When looking at loans tracked just by Ellie Mae, the average FICO dropped to 734 in August -- which is improved, but not by very much.

Borrowers with FICOs under 700 have less representation, based on data from the Moody’s/Urban Institute report.

This is not strange, Bove claims. He’s been arguing for more than a year that regulations stemming back to Dodd-Frank have all but frozen big banks out of the lower-end lending market, hurting borrowers in that segment.

"It’s virtually impossible for larger banks to underwrite lower-income households’mortgages,” Bove told HousingWire.

Regulatory changes came swiftly in 2010, promising protections for the most vulnerable borrowers, but, in fact, they were freezing them out of the market entirely, the analyst argues.

"What the change in underwriting standards did was force large banks to only underwrite mortgages for people with high FICO scores and low loan-to-value ratios because they would have the lowest capital requirements," Bove said.

Add in put-back risk – or the threat the GSEs will require a bank to buyback loans considered defected – and the risk has caused larger banks to only support originations for the most qualified of borrowers, Bove pointed out.

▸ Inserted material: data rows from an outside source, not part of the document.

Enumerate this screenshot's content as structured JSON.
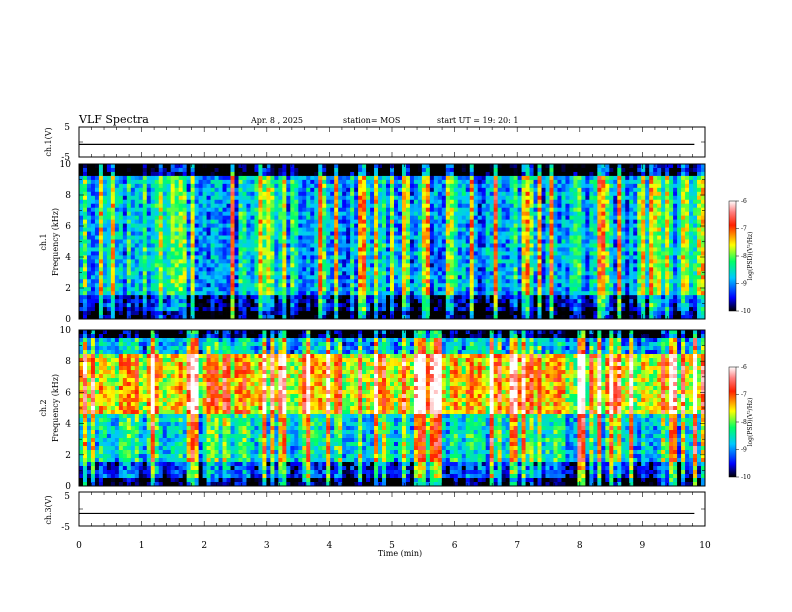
{
  "header": {
    "title": "VLF Spectra",
    "date": "Apr. 8 , 2025",
    "station": "station= MOS",
    "start": "start UT = 19: 20: 1"
  },
  "chart_data": [
    {
      "id": "ch1_waveform",
      "type": "line",
      "ylabel": "ch.1(V)",
      "ylim": [
        -5,
        5
      ],
      "yticks": [
        "5",
        "-5"
      ],
      "x_range_min": [
        0,
        9.83
      ],
      "series": [
        {
          "values": [
            -0.8,
            -0.8,
            -0.8,
            -0.8
          ]
        }
      ]
    },
    {
      "id": "ch1_spectrogram",
      "type": "heatmap",
      "ylabel_top": "ch.1",
      "ylabel": "Frequency (kHz)",
      "ylim": [
        0,
        10
      ],
      "yticks": [
        "0",
        "2",
        "4",
        "6",
        "8",
        "10"
      ],
      "colorbar": {
        "label": "log(PSD)(V²/Hz)",
        "ticks": [
          "-6",
          "-7",
          "-8",
          "-9",
          "-10"
        ],
        "range": [
          -10,
          -6
        ]
      }
    },
    {
      "id": "ch2_spectrogram",
      "type": "heatmap",
      "ylabel_top": "ch.2",
      "ylabel": "Frequency (kHz)",
      "ylim": [
        0,
        10
      ],
      "yticks": [
        "0",
        "2",
        "4",
        "6",
        "8",
        "10"
      ],
      "colorbar": {
        "label": "log(PSD)(V²/Hz)",
        "ticks": [
          "-6",
          "-7",
          "-8",
          "-9",
          "-10"
        ],
        "range": [
          -10,
          -6
        ]
      }
    },
    {
      "id": "ch3_waveform",
      "type": "line",
      "ylabel": "ch.3(V)",
      "ylim": [
        -5,
        5
      ],
      "yticks": [
        "5",
        "-5"
      ],
      "x_range_min": [
        0,
        9.83
      ],
      "series": [
        {
          "values": [
            -1.3,
            -1.3,
            -1.3,
            -1.3
          ]
        }
      ]
    }
  ],
  "x_axis": {
    "label": "Time (min)",
    "ticks": [
      "0",
      "1",
      "2",
      "3",
      "4",
      "5",
      "6",
      "7",
      "8",
      "9",
      "10"
    ],
    "range": [
      0,
      10
    ]
  }
}
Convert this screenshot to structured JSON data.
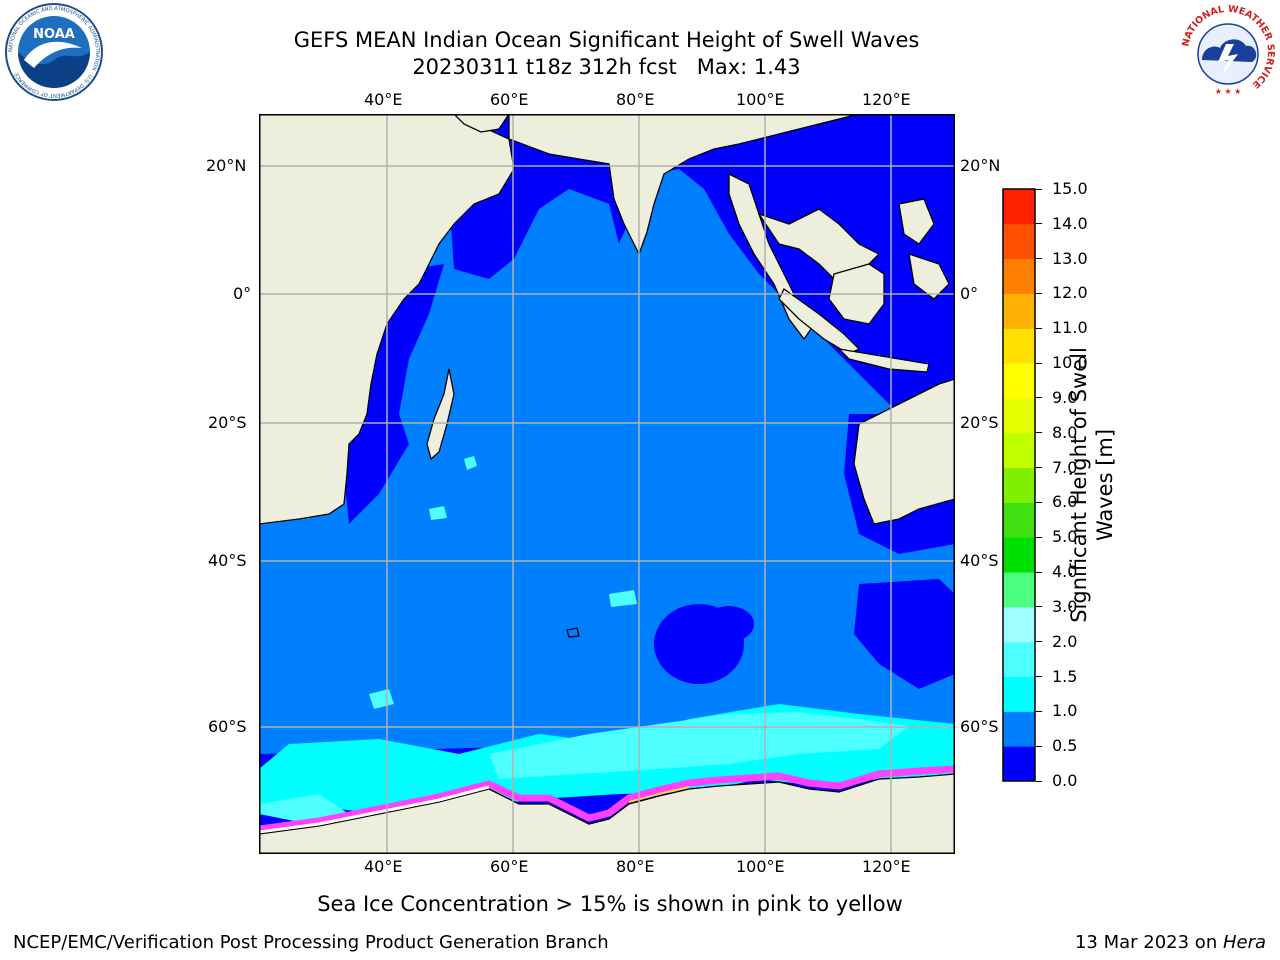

As for what this means for a large segment of borrowers, Bove said a more extreme view would be that low-income individuals will eventually be pushed into more public-housing situations and rentals. From his perspective, no one in Congress has a plan or the initiative to fix the problem.

The high FICO criteria was something Bove recognized a year ago. "The constraints on the market are pushing FICO scores up dramatically,” he said. “I wrote a year and a half a go that this was going to happen. It’s not surprising," he concluded.